さて、今回のこの工場見学のメインディッシュとなる工程を続いてお届けしよう。それが、”ORタイヤ”と呼ばれるタイヤのテスト現場だ。
ここで、「OR? なんだそのタイヤ?」となるのも無理もない。なぜなら筆者だってそんなタイヤ、このときまで知らなかったからだ(OEタイヤなら知っているが)。
ORタイヤとは、簡単にいえば鉱山などで使われるダンプが履く、「何インチだよこれ!」というくらいデカいあの超巨大タイヤだ。こういえば、きっと多くの人は理解できるはず(!?)。

ちなみにORの略は「Off The Road Tire」。なんとあの兵器のようなタイヤに関する試験をここ、防府工場で実施しているとのことで、先ほどのタイヤ工場見学のあと、その現場にも特別に潜入した。
……と、その前にORタイヤの概要について少し説明しよう。
ORタイヤに求められるのは、圧倒的な「高荷重性能」「高速耐久性」「寿命」「耐外傷性」が必要条件とされている。世界の鉱山はとにかく過酷極まりない環境かつ、現場のスケールも半端じゃない。

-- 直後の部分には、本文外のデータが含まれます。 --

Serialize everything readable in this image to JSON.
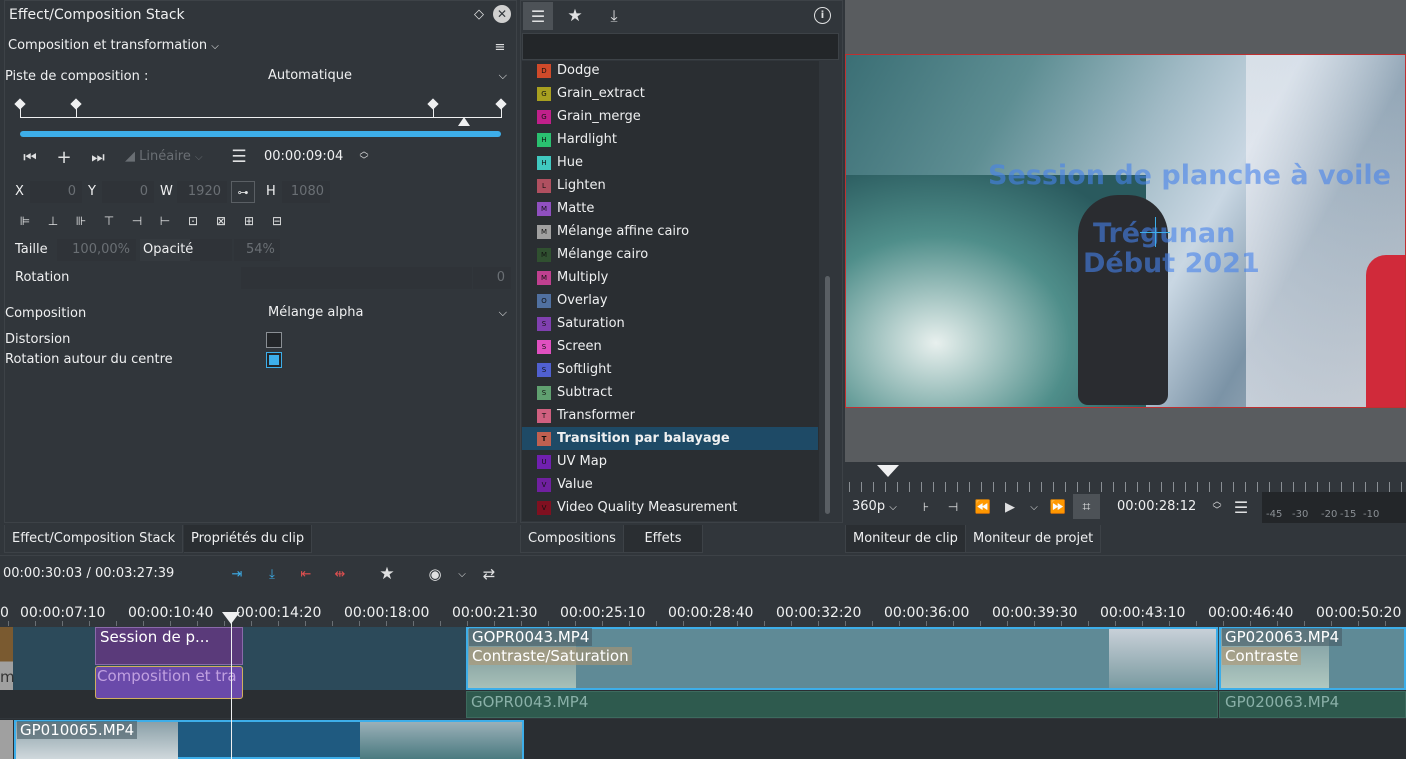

それでいて、とにかくトラブルを減らさないと、現場全体が混乱するという、無理難題な使命が与えられている。

そこでブリヂストンは、そんな過酷な状況に耐えらえるORタイヤを日々研究、開発し現場に投入している。その中枢となるのがここ防府工場というわけだ。なお、超大型ORタイヤを製造しているのは世界でブリヂストンを含め数社のみという。
このORタイヤが使われる車両は高さ8~9mほどのダンプで、タイヤの直径は約4m。車両にもよるが、インチは63・57・51・45インチのバリエーションを揃える。乗用車にしか触れない我々からしたら何もかもが規格外の意味不明なスケール。理解が追いつかない。なお、63インチのタイヤは「59/80R63」というスペックで、タイヤ1本あたりの負最大負荷は115トン(乗用車では0.4~1.3トン、トラックで1.5~6トンほど)。文句なしにブッチギリの世界最大サイズだ。ちなみに車両は日本のコマツが作っているので、日本の企業がタッグを組んでる点も意外なところ。

しかし、日本では63インチクラスの車両は使われておらず、国内ではORタイヤでは最小サイズの45インチを使用する車両までが展開されている。「45インチで最小」というのはもはやパワーワード以外の何物でもない。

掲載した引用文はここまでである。